Dan Marino, making his first pro appearance in his hometown, passed for 226 yards and two touchdowns today to lead the undefeated Miami Dolphins to a 31-7 rout of the Pittsburgh Steelers.

Marino, the University of Pittsburgh's all-time offense leader, completed 16 of 24 passes with one interception -- just his fourth of the season -- for 226 total yards. His touchdown passes, both in the second quarter, went for three yards to Bruce Hardy and 34 yards to Joe Rose.

"I was a little more excited because of the chance to play in Pittsburgh," Marino said. "It's nice to know people were cheering a little. But there were some boos in there, too."

Miami's victory put the AFC East-leading Dolphins at 6-0 and dropped the AFC Central-leading Steelers to 3-3.

Dolphins Coach Don Shula said some wondered whether Marino would be "awed or intimidated. . . whether coming home would put too much pressure on him . . . (But) he just prepared all week long the way he has always prepared for us."

David Woodley, beaten out in Miami by Marino before being traded to Pittsburgh, left with a concussion midway through the first quarter and never returned. Neither did the Steelers' offense.

Woodley's replacement, Mark Malone, never moved the Steelers inside the Miami 40 until the Dolphins led 24-0. But Malone surpassed Marino's passing yardage, completing 19 of 42 passes for 228 yards with two interceptions.

"David was confused and couldn't recall the plays," Pittsburgh Coach Chuck Noll said. "The doctors wouldn't let him go back in.
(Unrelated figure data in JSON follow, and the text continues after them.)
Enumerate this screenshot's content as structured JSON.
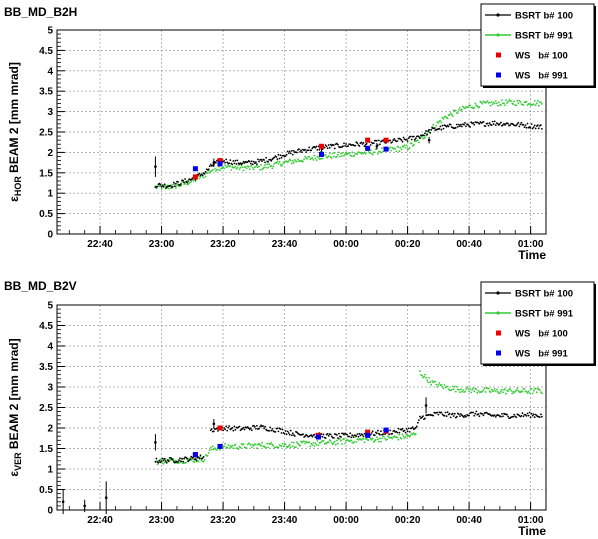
{
  "chart_data": [
    {
      "type": "scatter",
      "title": "BB_MD_B2H",
      "ylabel_main": "ε",
      "ylabel_sub": "HOR",
      "ylabel_rest": " BEAM 2 [mm mrad]",
      "xlabel": "Time",
      "xlim": [
        "22:26",
        "01:05"
      ],
      "ylim": [
        0,
        5
      ],
      "yticks": [
        "0",
        "0.5",
        "1",
        "1.5",
        "2",
        "2.5",
        "3",
        "3.5",
        "4",
        "4.5",
        "5"
      ],
      "xticks": [
        "22:40",
        "23:00",
        "23:20",
        "23:40",
        "00:00",
        "00:20",
        "00:40",
        "01:00"
      ],
      "grid": true,
      "legend": [
        "BSRT b# 100",
        "BSRT b# 991",
        "WS   b# 100",
        "WS   b# 991"
      ],
      "colors": {
        "bsrt100": "#000000",
        "bsrt991": "#33cc33",
        "ws100": "#ee0000",
        "ws991": "#0000ee"
      },
      "series": [
        {
          "name": "BSRT b# 100",
          "marker": "line-dots",
          "points": [
            [
              "22:58",
              1.2
            ],
            [
              "23:02",
              1.18
            ],
            [
              "23:06",
              1.25
            ],
            [
              "23:10",
              1.35
            ],
            [
              "23:14",
              1.5
            ],
            [
              "23:17",
              1.72
            ],
            [
              "23:20",
              1.8
            ],
            [
              "23:24",
              1.75
            ],
            [
              "23:28",
              1.74
            ],
            [
              "23:32",
              1.78
            ],
            [
              "23:36",
              1.85
            ],
            [
              "23:40",
              1.95
            ],
            [
              "23:44",
              2.02
            ],
            [
              "23:48",
              2.08
            ],
            [
              "23:52",
              2.12
            ],
            [
              "23:56",
              2.15
            ],
            [
              "00:00",
              2.18
            ],
            [
              "00:04",
              2.2
            ],
            [
              "00:08",
              2.22
            ],
            [
              "00:12",
              2.25
            ],
            [
              "00:16",
              2.28
            ],
            [
              "00:20",
              2.32
            ],
            [
              "00:24",
              2.4
            ],
            [
              "00:28",
              2.55
            ],
            [
              "00:32",
              2.62
            ],
            [
              "00:36",
              2.65
            ],
            [
              "00:40",
              2.68
            ],
            [
              "00:44",
              2.7
            ],
            [
              "00:48",
              2.72
            ],
            [
              "00:52",
              2.7
            ],
            [
              "00:56",
              2.68
            ],
            [
              "01:00",
              2.65
            ],
            [
              "01:04",
              2.62
            ]
          ],
          "errors": [
            [
              "22:58",
              1.65,
              0.25
            ],
            [
              "23:17",
              1.75,
              0.1
            ],
            [
              "23:52",
              2.0,
              0.1
            ],
            [
              "00:10",
              2.15,
              0.08
            ],
            [
              "00:27",
              2.3,
              0.08
            ]
          ]
        },
        {
          "name": "BSRT b# 991",
          "marker": "dots",
          "points": [
            [
              "22:58",
              1.15
            ],
            [
              "23:02",
              1.15
            ],
            [
              "23:06",
              1.2
            ],
            [
              "23:10",
              1.3
            ],
            [
              "23:14",
              1.45
            ],
            [
              "23:17",
              1.6
            ],
            [
              "23:20",
              1.65
            ],
            [
              "23:24",
              1.63
            ],
            [
              "23:28",
              1.62
            ],
            [
              "23:32",
              1.63
            ],
            [
              "23:36",
              1.68
            ],
            [
              "23:40",
              1.75
            ],
            [
              "23:44",
              1.8
            ],
            [
              "23:48",
              1.85
            ],
            [
              "23:52",
              1.9
            ],
            [
              "23:56",
              1.92
            ],
            [
              "00:00",
              1.95
            ],
            [
              "00:04",
              1.98
            ],
            [
              "00:08",
              2.0
            ],
            [
              "00:12",
              2.05
            ],
            [
              "00:16",
              2.08
            ],
            [
              "00:20",
              2.12
            ],
            [
              "00:24",
              2.3
            ],
            [
              "00:28",
              2.6
            ],
            [
              "00:32",
              2.85
            ],
            [
              "00:36",
              3.0
            ],
            [
              "00:40",
              3.12
            ],
            [
              "00:44",
              3.18
            ],
            [
              "00:48",
              3.2
            ],
            [
              "00:52",
              3.22
            ],
            [
              "00:56",
              3.22
            ],
            [
              "01:00",
              3.22
            ],
            [
              "01:04",
              3.2
            ]
          ]
        },
        {
          "name": "WS   b# 100",
          "marker": "square",
          "points": [
            [
              "23:11",
              1.4
            ],
            [
              "23:19",
              1.8
            ],
            [
              "23:52",
              2.15
            ],
            [
              "00:07",
              2.3
            ],
            [
              "00:13",
              2.3
            ]
          ]
        },
        {
          "name": "WS   b# 991",
          "marker": "square",
          "points": [
            [
              "23:11",
              1.6
            ],
            [
              "23:19",
              1.72
            ],
            [
              "23:52",
              1.95
            ],
            [
              "00:07",
              2.1
            ],
            [
              "00:13",
              2.08
            ]
          ]
        }
      ]
    },
    {
      "type": "scatter",
      "title": "BB_MD_B2V",
      "ylabel_main": "ε",
      "ylabel_sub": "VER",
      "ylabel_rest": " BEAM 2 [mm mrad]",
      "xlabel": "Time",
      "xlim": [
        "22:26",
        "01:05"
      ],
      "ylim": [
        0,
        5
      ],
      "yticks": [
        "0",
        "0.5",
        "1",
        "1.5",
        "2",
        "2.5",
        "3",
        "3.5",
        "4",
        "4.5",
        "5"
      ],
      "xticks": [
        "22:40",
        "23:00",
        "23:20",
        "23:40",
        "00:00",
        "00:20",
        "00:40",
        "01:00"
      ],
      "grid": true,
      "legend": [
        "BSRT b# 100",
        "BSRT b# 991",
        "WS   b# 100",
        "WS   b# 991"
      ],
      "colors": {
        "bsrt100": "#000000",
        "bsrt991": "#33cc33",
        "ws100": "#ee0000",
        "ws991": "#0000ee"
      },
      "series": [
        {
          "name": "BSRT b# 100",
          "marker": "line-dots",
          "points": [
            [
              "22:58",
              1.2
            ],
            [
              "23:04",
              1.22
            ],
            [
              "23:10",
              1.25
            ],
            [
              "23:14",
              1.3
            ],
            [
              "23:16",
              1.95
            ],
            [
              "23:20",
              2.0
            ],
            [
              "23:26",
              1.98
            ],
            [
              "23:32",
              2.02
            ],
            [
              "23:38",
              1.95
            ],
            [
              "23:44",
              1.85
            ],
            [
              "23:50",
              1.82
            ],
            [
              "23:56",
              1.8
            ],
            [
              "00:02",
              1.82
            ],
            [
              "00:08",
              1.86
            ],
            [
              "00:14",
              1.9
            ],
            [
              "00:20",
              1.95
            ],
            [
              "00:23",
              2.0
            ],
            [
              "00:24",
              2.25
            ],
            [
              "00:30",
              2.35
            ],
            [
              "00:36",
              2.3
            ],
            [
              "00:42",
              2.35
            ],
            [
              "00:48",
              2.3
            ],
            [
              "00:54",
              2.3
            ],
            [
              "01:00",
              2.32
            ],
            [
              "01:04",
              2.3
            ]
          ],
          "errors": [
            [
              "22:28",
              0.2,
              0.3
            ],
            [
              "22:35",
              0.1,
              0.15
            ],
            [
              "22:42",
              0.3,
              0.4
            ],
            [
              "22:58",
              1.65,
              0.2
            ],
            [
              "23:17",
              2.1,
              0.12
            ],
            [
              "00:26",
              2.55,
              0.2
            ]
          ]
        },
        {
          "name": "BSRT b# 991",
          "marker": "dots",
          "points": [
            [
              "22:58",
              1.18
            ],
            [
              "23:04",
              1.2
            ],
            [
              "23:10",
              1.22
            ],
            [
              "23:14",
              1.25
            ],
            [
              "23:16",
              1.48
            ],
            [
              "23:20",
              1.55
            ],
            [
              "23:26",
              1.55
            ],
            [
              "23:32",
              1.58
            ],
            [
              "23:38",
              1.58
            ],
            [
              "23:44",
              1.6
            ],
            [
              "23:50",
              1.62
            ],
            [
              "23:56",
              1.65
            ],
            [
              "00:02",
              1.7
            ],
            [
              "00:08",
              1.72
            ],
            [
              "00:14",
              1.75
            ],
            [
              "00:20",
              1.8
            ],
            [
              "00:23",
              1.85
            ],
            [
              "00:24",
              3.35
            ],
            [
              "00:28",
              3.1
            ],
            [
              "00:32",
              3.0
            ],
            [
              "00:36",
              2.95
            ],
            [
              "00:42",
              2.92
            ],
            [
              "00:48",
              2.9
            ],
            [
              "00:54",
              2.9
            ],
            [
              "01:00",
              2.9
            ],
            [
              "01:04",
              2.9
            ]
          ]
        },
        {
          "name": "WS   b# 100",
          "marker": "square",
          "points": [
            [
              "23:11",
              1.35
            ],
            [
              "23:19",
              2.0
            ],
            [
              "23:51",
              1.82
            ],
            [
              "00:07",
              1.9
            ],
            [
              "00:13",
              1.92
            ]
          ]
        },
        {
          "name": "WS   b# 991",
          "marker": "square",
          "points": [
            [
              "23:11",
              1.35
            ],
            [
              "23:19",
              1.55
            ],
            [
              "23:51",
              1.78
            ],
            [
              "00:07",
              1.82
            ],
            [
              "00:13",
              1.95
            ]
          ]
        }
      ]
    }
  ]
}
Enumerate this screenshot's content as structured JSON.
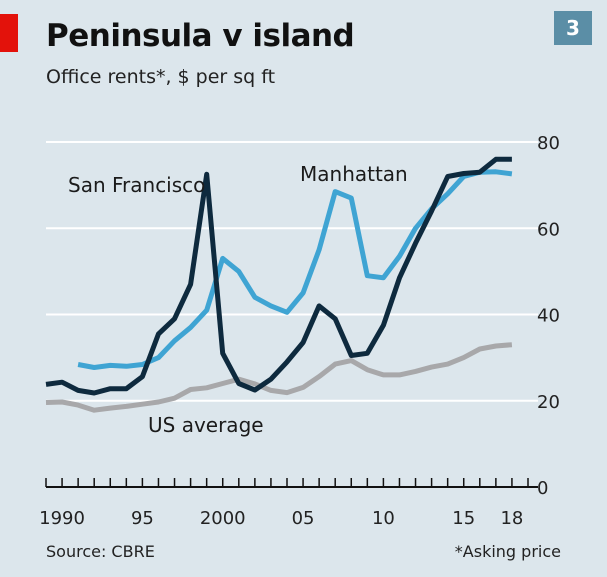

Yes, Mark was at a disadvantage, but part of winning is overcoming the disadvantage."

Miami nose tackle Bob Baumhower completed the Dolphins' 21-point, second-quarter burst by recovering and returning Malone's fumble 21 yards for a touchdown.

Uwe von Schamann kicked a 37-yard field goal for Miami in the third quarter and Woody Bennett scored the Dolphins' final touchdown on a one-yard plunge in the fourth.

The Steelers avoided what would have been their first shutout at home in 10 years in the third quarter on Frank Pollard's dive from the one. The loss still was Pittsburgh's most lopsided at home since Three Rivers Stadium opened in 1970.

"It was their show all the way -- on offense, defense and the special teams," said Noll.